Pada tahun 2020, CJNG melancarkan upaya pembunuhan yang mencolok dengan menggunakan granat dan senapan berkekuatan tinggi di pusat Kota Meksiko, menargetkan kepala kepolisian ibu kota yang saat ini menjabat sebagai menteri keamanan dan perlindungan warga.
Badan Antinarkotika Amerika Serikat (DEA) menganggap CJNG memiliki kekuatan dan jangkauan yang setara dengan Kartel Sinaloa, dengan keberadaan mereka yang meluas ke seluruh 50 negara bagian AS.
Kartel ini menjadi salah satu pemasok utama kokain ke pasar AS dan menghasilkan miliaran dolar dari produksi fentanyl dan metamfetamin.
Sementara itu, Kartel Sinaloa mengalami kemunduran akibat konflik internal setelah dua pemimpinnya, Ismael "El Mayo" Zambada dan Joaquin "El Chapo" Guzman, ditahan di AS. El Mencho, yang berusia 59 tahun dan berasal dari Aguililla, Michoacán, telah terlibat dalam perdagangan narkoba sejak tahun 1990-an.
Pada masa mudanya, ia bermigrasi ke AS dan pada tahun 1994 dijatuhi hukuman karena terlibat dalam konspirasi distribusi heroin oleh Pengadilan Distrik AS untuk Distrik Utara California, serta menjalani hampir tiga tahun penjara.
Setelah dibebaskan, ia kembali ke Meksiko dan melanjutkan aktivitas perdagangan narkoba bersama Ignacio Coronel Villarreal, yang dikenal sebagai "Nacho Coronel".
Setelah kematian Villarreal, El Mencho bersama Erik Valencia Salazar, yang dijuluki "El 85", mendirikan CJNG. Mereka awalnya bekerja untuk Kartel Sinaloa sebelum akhirnya berpisah dan terlibat dalam perebutan wilayah yang berlangsung selama bertahun-tahun.
Sejak tahun 2017, El Mencho telah beberapa kali didakwa di Pengadilan Distrik AS untuk Distrik Columbia.
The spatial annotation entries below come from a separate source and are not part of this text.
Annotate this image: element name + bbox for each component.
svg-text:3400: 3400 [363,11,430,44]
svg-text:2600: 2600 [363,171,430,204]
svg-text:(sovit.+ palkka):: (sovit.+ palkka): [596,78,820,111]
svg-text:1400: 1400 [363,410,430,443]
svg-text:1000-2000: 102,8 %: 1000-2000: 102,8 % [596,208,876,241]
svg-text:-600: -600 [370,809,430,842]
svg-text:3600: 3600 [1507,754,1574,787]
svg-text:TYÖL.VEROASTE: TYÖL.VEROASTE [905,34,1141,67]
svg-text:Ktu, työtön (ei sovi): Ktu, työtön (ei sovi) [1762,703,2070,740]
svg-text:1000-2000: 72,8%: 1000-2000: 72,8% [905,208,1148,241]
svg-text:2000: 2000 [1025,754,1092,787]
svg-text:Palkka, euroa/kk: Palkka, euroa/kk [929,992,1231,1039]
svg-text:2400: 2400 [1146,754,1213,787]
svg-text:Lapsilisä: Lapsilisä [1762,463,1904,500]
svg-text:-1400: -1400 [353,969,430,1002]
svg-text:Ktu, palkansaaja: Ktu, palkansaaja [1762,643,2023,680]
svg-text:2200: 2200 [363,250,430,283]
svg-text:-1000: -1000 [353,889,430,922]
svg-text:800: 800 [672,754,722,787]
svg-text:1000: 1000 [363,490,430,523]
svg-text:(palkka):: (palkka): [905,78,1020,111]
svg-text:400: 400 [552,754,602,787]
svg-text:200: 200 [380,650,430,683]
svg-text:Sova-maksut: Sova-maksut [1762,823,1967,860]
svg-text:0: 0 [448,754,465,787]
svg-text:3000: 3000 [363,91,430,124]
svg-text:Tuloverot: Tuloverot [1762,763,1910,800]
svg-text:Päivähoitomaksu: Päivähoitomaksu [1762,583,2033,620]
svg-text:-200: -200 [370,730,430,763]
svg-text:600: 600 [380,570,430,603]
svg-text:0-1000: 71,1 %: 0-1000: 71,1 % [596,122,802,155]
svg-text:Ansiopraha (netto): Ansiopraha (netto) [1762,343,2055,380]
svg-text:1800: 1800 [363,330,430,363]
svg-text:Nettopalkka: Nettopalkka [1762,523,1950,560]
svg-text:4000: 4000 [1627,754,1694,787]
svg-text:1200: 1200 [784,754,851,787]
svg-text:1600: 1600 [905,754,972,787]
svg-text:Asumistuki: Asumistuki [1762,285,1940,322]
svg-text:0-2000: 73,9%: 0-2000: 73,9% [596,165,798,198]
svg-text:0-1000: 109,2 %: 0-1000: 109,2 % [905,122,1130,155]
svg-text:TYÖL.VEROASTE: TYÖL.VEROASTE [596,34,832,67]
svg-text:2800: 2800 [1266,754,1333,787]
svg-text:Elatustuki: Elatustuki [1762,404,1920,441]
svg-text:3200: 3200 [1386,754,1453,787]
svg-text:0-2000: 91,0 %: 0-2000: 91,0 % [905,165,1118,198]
Dakwaan terbaru yang diterimanya pada 5 April 2022 mencakup konspirasi dan distribusi metamfetamin, kokain, dan fentanyl untuk tujuan impor ilegal ke AS, penggunaan senjata api dalam tindak pidana narkotika, serta pelanggaran Undang-Undang Penindakan Gembong Narkoba karena memimpin organisasi kriminal yang berkelanjutan.
Tahun lalu, pencarian oleh keluarga korban orang hilang menemukan tumpukan sepatu, pakaian, dan fragmen tulang di lokasi yang kemudian diidentifikasi sebagai tempat perekrutan dan pelatihan milik kartel Jalisco.
Kematian El Mencho menandai awal baru dalam perang melawan kartel narkoba di Meksiko, dengan dampak langsung berupa peningkatan kekerasan dan ketidakstabilan di berbagai wilayah negara tersebut.